【独自】逮捕の瞬間 ロマンス詐欺で出し子とみられる67歳女を逮捕 医師になりすまし70代女性から現金だまし取る

恋愛感情を抱かせ金をだまし取るロマンス詐欺事件で、容疑者のフィリピン国籍の女が逮捕される様子を福島テレビのカメラが捉えた。女は「SNSで指示された」などと供述している。

医師になりすまし接触

5月8日に逮捕されたフィリピン国籍のクロセ・アーリンダ・ベルガラ容疑者(67)は、恋愛感情を持たせて金をだまし取る、ロマンス詐欺グループの一人とみられている。

「私は医師でウクライナに派遣されている」
2023年11月、詐欺グループはウクライナで働く日本人男性の医師になりすまし、SNSで福島県二本松市の70代女性に接触。

「愛しています」「あなたのような女性に出会うことが夢だった」
何度かメッセージのやり取りを重ねた上で「報酬で300万ドルを受け取った」「日本に送りたいがお金がかかる」このように現金を要求し、被害者の女性から約50万円をだまし取った疑いがもたれている。

詐欺グループの出し子か

クロセ容疑者は、振り込んだ金を引き出す「出し子」とみられていて、犯行には自分の口座を使用。これがきっかけとなり、クロセ容疑者の犯行が明らかになった。

調べに対し、現金を引き出したことは認め「SNSで指示された」などと供述しているクロセ容疑者。警察では被害者の女性が総額で150万円をだましとられていることから、余罪や他の共犯についてもさらに詳しく調べを進めている。

騙されやすく気づきにくい犯罪

こうした恋愛感情を抱かせ金をだまし取る手口は「ロマンス詐欺」と呼ばれていて、人の心理を巧みに利用し騙されやすい、騙されていることに気づきにくい点があると専門家は指摘する。

日本大学危機管理学部の木村敦教授は「最初に自分に興味を持ってくれた人に対して自分も興味を示すし、やり取りの中で段々仲良くなっていく。相手が困っている時には、自分も相手をサポートしたいという気持ちになっていく。そういった信頼関係・心理が利用されるので、十分な信頼関係が構築された後にお金の話が出てきたときには、信じてお金を出してしまいやすい」という。

SNS型投資・ロマンス詐欺の被害

このロマンス詐欺は、一定の関係を築いた後にニセの投資話を持ちかけることが多く、投資詐欺と明確に区別することはできない。
福島県内では、2023年は23件で2億2902万円。そして2024年は3月まで3億2820万円と急増している。

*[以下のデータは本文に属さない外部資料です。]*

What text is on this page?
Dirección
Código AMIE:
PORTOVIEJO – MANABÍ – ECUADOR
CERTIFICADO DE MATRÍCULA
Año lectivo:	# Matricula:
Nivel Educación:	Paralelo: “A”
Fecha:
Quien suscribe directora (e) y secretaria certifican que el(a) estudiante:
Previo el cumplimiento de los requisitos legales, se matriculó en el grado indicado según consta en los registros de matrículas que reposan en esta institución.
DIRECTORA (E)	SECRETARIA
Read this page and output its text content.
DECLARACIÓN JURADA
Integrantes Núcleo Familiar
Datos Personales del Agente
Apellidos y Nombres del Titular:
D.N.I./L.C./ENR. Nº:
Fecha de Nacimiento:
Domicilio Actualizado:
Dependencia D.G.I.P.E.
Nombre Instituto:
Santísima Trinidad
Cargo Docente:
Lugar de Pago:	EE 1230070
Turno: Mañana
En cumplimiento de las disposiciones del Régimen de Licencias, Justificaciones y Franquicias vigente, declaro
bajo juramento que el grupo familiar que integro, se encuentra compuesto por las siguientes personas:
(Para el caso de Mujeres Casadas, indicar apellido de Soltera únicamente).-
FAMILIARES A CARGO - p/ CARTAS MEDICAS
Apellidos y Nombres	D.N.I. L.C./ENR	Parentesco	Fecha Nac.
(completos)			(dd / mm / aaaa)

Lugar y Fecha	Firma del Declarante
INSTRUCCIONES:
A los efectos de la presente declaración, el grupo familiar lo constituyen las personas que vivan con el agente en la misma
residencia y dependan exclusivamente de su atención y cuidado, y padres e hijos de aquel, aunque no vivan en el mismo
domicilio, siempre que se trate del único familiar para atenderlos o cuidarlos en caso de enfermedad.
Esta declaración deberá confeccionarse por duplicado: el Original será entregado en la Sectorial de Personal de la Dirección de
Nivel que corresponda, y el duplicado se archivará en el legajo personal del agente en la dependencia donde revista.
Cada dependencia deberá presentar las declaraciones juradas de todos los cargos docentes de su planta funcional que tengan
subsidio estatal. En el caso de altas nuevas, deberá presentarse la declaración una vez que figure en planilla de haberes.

被害が増えている要因として一つ考えられるのが、2024年から始まった新NISAなど数年前と比べて投資への関心が高くなっていることが挙げられるという。実際に投資に興味を持ち投資を目的としたSNSグループに誘われ、被害に合うケースもある。

被害額が高額なのも特徴

福島県内のなりすまし詐欺と比較してみると、2024年の3月までの被害件数はどちらも18件だが、なりすまし詐欺では1件あたりの被害額が約250万円なのに対し、投資・ロマンス詐欺は約1800万円と額が大きいのも特徴。

自覚・相談で被害回避

日本大学危機管理学部の木村敦教授は「自分だけで詐欺に気づくことは本当に難しい」と話す。
まず、SNSでマッチングサイトや投資などを利用する際は詐欺師が潜伏し接触する機会があると自覚すること。そして、何かを始める時は信頼出来る家族や友人に相談や報告することが大事だという。そうすれば、周囲の人も気がつける環境ができる。

誰しもが被害に遭う危険がある。被害にあった場合は、すぐに警察に相談を。